Ronald Reagan's children and political allies took to the media and Twitter this week to chide funnyman Will Ferrell for his plans to play a dementia-addled Reagan in his second term in a new comedy entitled Reagan. In an open letter, Reagan's daughter Patti Davis tells Ferrell, who's also a producer on the movie, “Perhaps for your comedy you would like to visit some dementia facilities. I have—I didn’t find anything comedic there, and my hope would be that if you’re a decent human being, you wouldn’t either.” Michael Reagan, the president's son, tweeted, "What an Outrag....Alzheimers is not joke...It kills..You should be ashamed all of you." And former Rep.
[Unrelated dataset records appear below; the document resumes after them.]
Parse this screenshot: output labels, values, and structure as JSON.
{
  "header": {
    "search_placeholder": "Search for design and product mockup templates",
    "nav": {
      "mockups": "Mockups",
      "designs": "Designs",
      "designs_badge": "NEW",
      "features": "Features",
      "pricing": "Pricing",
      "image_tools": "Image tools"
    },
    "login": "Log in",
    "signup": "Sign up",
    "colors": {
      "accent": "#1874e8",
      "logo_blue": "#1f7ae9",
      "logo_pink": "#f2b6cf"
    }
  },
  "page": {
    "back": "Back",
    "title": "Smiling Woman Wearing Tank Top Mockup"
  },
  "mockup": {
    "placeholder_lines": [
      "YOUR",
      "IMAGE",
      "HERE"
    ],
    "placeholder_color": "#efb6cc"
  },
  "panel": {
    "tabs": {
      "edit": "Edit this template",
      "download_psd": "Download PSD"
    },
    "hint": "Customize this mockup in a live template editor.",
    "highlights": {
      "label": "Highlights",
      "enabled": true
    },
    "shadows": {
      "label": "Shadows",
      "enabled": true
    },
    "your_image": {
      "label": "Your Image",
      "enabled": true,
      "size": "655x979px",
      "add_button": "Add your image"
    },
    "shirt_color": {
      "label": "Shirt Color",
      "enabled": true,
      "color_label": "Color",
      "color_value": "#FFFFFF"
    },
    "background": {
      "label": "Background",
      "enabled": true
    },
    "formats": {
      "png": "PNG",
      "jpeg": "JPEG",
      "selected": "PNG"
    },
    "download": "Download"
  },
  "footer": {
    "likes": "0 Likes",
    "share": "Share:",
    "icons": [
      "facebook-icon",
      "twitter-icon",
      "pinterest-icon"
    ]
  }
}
Joe Walsh called it an example of "Hollywood taking a shot at conservatives again."
In a sign that she’s ready to put a longer-than-expected primary battle behind her, former Secretary of State Hillary Clinton (D) is no longer going on the air in upcoming primary states. “Team Clinton hasn’t spent a single cent in … California, Indiana, Kentucky, Oregon and West Virginia, while” Sen. Bernie Sanders’ (I-VT) “campaign has spent a little more than $1 million in those same states.” Meanwhile, Sen. Jeff Merkley (D-OR), Sanders’ "lone backer in the Senate, said the candidate should end his presidential campaign if he’s losing to Hillary Clinton after the primary season concludes in June, breaking sharply with the candidate who is vowing to take his insurgent bid to the party convention in Philadelphia.”
The team behind the bestselling "Clinton Cash"—author Peter Schweizer and Breitbart's Stephen Bannon—is turning the book into a movie that will have its U.S. premiere just before the Democratic National Convention this summer. The film will get its global debut "next month in Cannes, France, during the Cannes Film Festival. (The movie is not a part of the festival, but will be shown at a screening arranged for distributors)." Bloomberg has a trailer up, pointing out that it's "less Ken Burns than Jerry Bruckheimer, featuring blood-drenched money, radical madrassas, and ominous footage of the Clintons."